Insecure Direct Object Reference on Deporsite by T-INNOVA
Deporsite Module, v05.29.0907.
INCIBE has coordinated the publication of 2 high severity vulnerabilities that affect the specific module in charge of document signature management Deporsite, of T-INNOVA, which have been discovered by Carlos Alonso Arranz.

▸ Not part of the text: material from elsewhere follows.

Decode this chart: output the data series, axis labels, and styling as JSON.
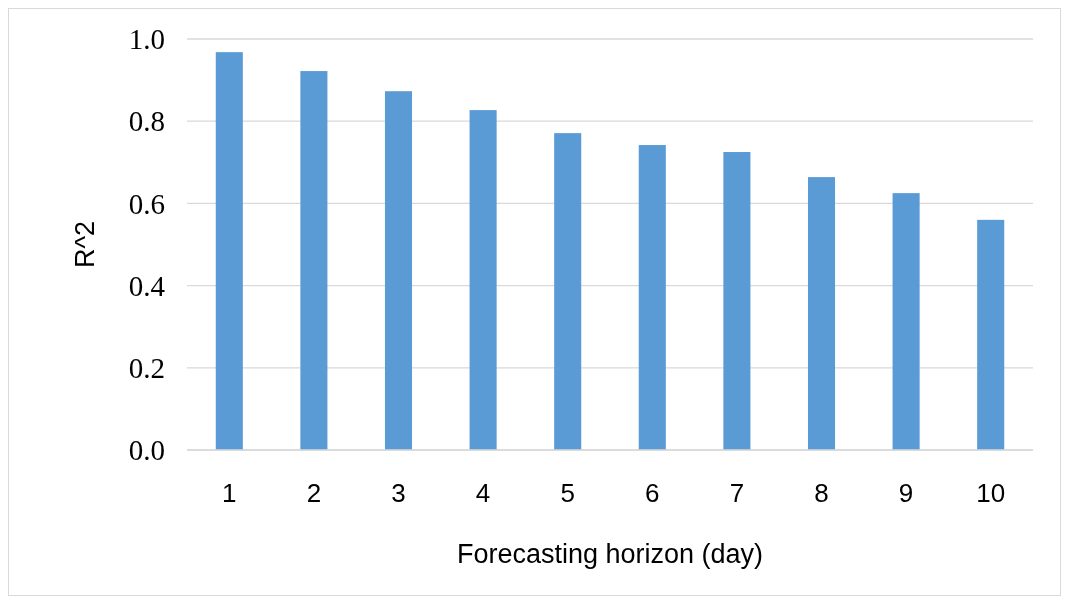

These vulnerabilities have been assigned the following codes, CVSS v4.0 base score, CVSS vector and the type of vulnerability CWE of each vulnerability:
- CVE-2025-3574 y CVE-2025-3575: CVSS v4.0: 8.7 | CVSS AV:N/AC:L/AT:N/PR:N/UI:N/VC:H/VI:N/VA:N/SC:N/SI:N/SA:N. | CWE-639
The vulnerabilities have been fixed by the T-INNOVA team in release 2024.02 (DSuite2024 v06.1287 fix2).
T-Innova has identified the customers using the affected module, and has applied the corresponding patch.
Insecure Direct Object Reference (IDOR) vulnerabilities in T-INNOVA's DocumentSignatureManager module could allow an attacker to obtain sensitive information from other users via parameters:
- CVE-2025-3574: "idUsuario" in the endpoint "/helper/Familia/obtenerFamiliaUsuario".
- CVE-2025-3575: "idUsuario" in the endpoint "/helper/Familia/establecerUsuarioSeleccion".